Management system, the administrator can be encrypted to operate, enhance security. Lam supports managed account types with SAMBA2/3, UNIX address Book interfaces, and computer-required information, including NIS maps, e-mail aliases, MAC addresses, and so on.
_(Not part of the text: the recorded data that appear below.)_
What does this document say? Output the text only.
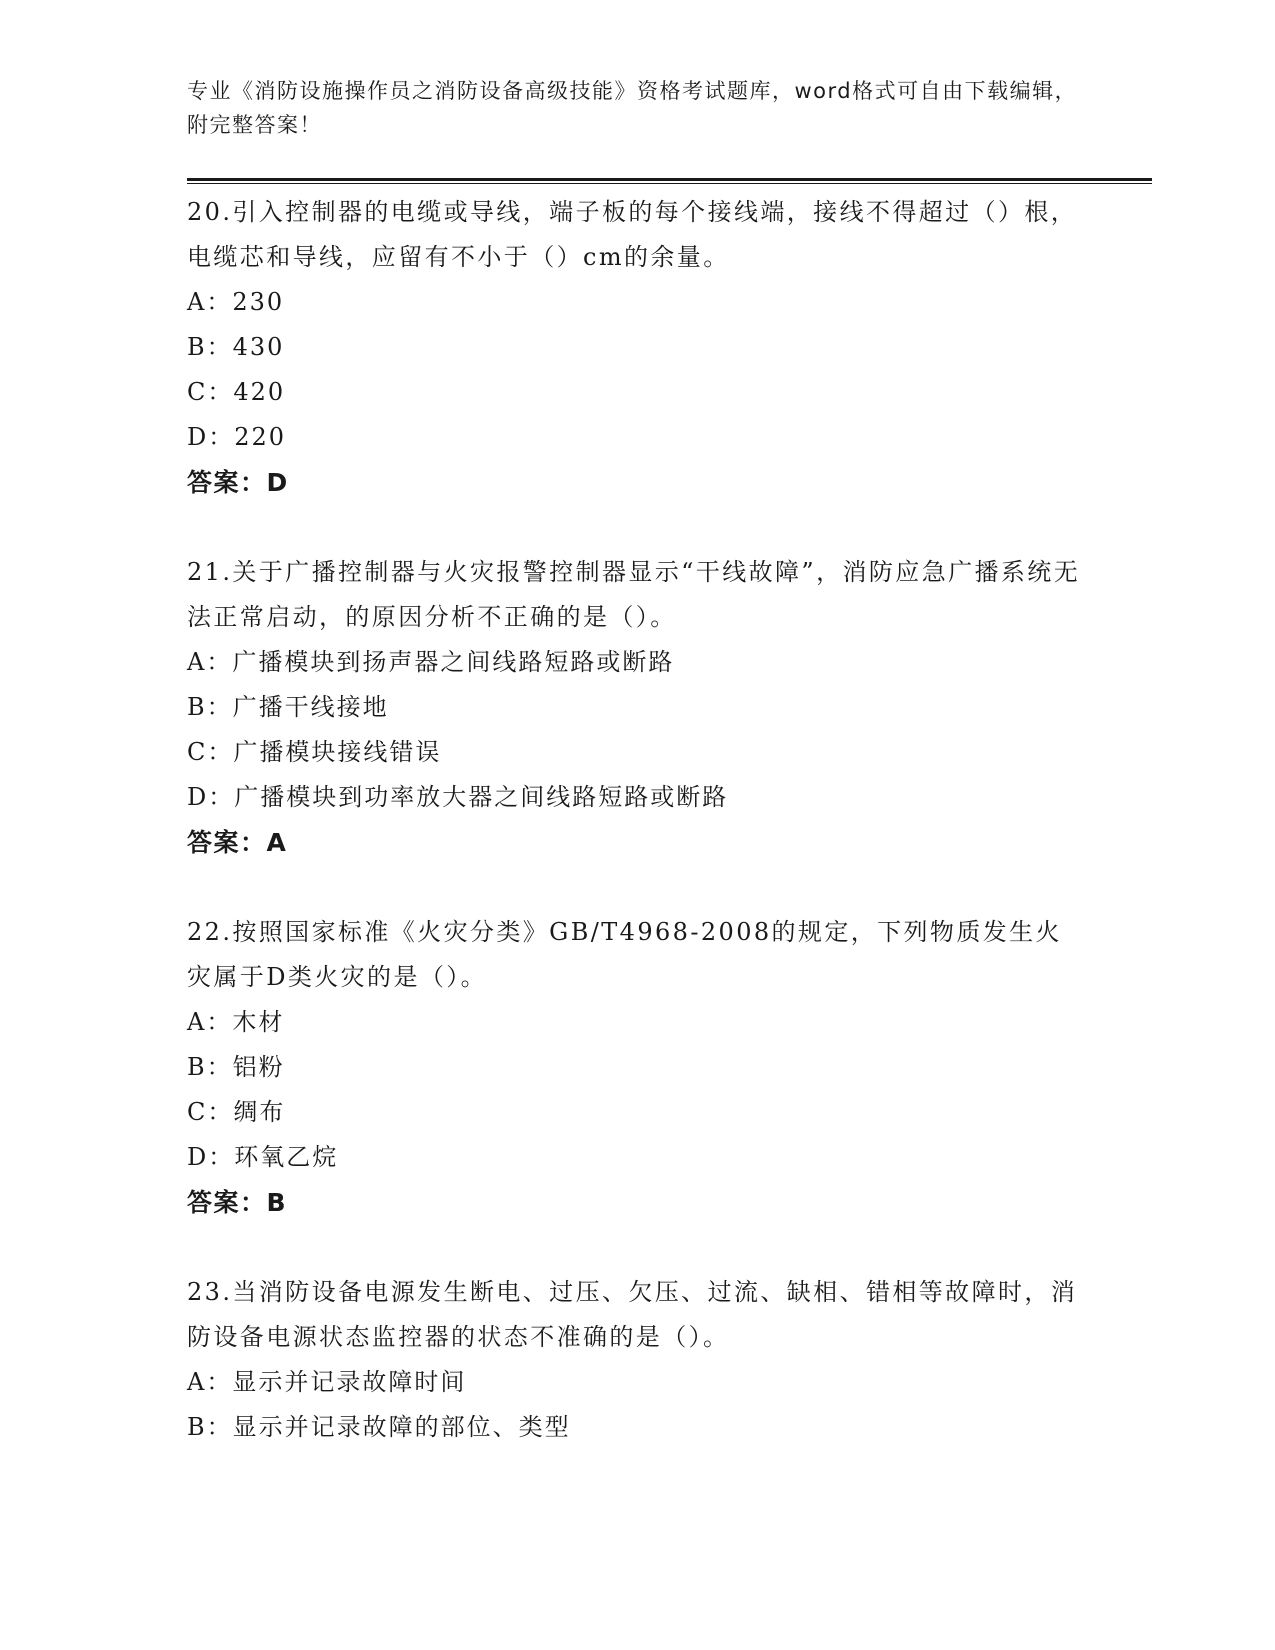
专业《消防设施操作员之消防设备高级技能》资格考试题库，word格式可自由下载编辑，附完整答案！
20.引入控制器的电缆或导线，端子板的每个接线端，接线不得超过（）根，电缆芯和导线，应留有不小于（）cm的余量。
A：230
B：430
C：420
D：220
答案：D
21.关于广播控制器与火灾报警控制器显示“干线故障”，消防应急广播系统无法正常启动，的原因分析不正确的是（）。
A：广播模块到扬声器之间线路短路或断路
B：广播干线接地
C：广播模块接线错误
D：广播模块到功率放大器之间线路短路或断路
答案：A
22.按照国家标准《火灾分类》GB/T4968-2008的规定，下列物质发生火灾属于D类火灾的是（）。
A：木材
B：铝粉
C：绸布
D：环氧乙烷
答案：B
23.当消防设备电源发生断电、过压、欠压、过流、缺相、错相等故障时，消防设备电源状态监控器的状态不准确的是（）。
A：显示并记录故障时间
B：显示并记录故障的部位、类型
LDAP Account Manager Powerful features
1. Using Lam, users, user groups, and computer system accounts stored in an LDAP directory can be easily and intuitively managed through a web interface.
2, the management of UNIX users, user groups, host, domain name.
3, powerful filtering and sorting function.
4, Account Number property management.
5, many constructs the attribute.
6, visual tree view mode.
7, plan to view the mode.
8, through the file upload to create an account.
9, all accounts can be exported to PDF file format.
10. Manage users, user groups, quotas, and automatically create a home directory for deleted users.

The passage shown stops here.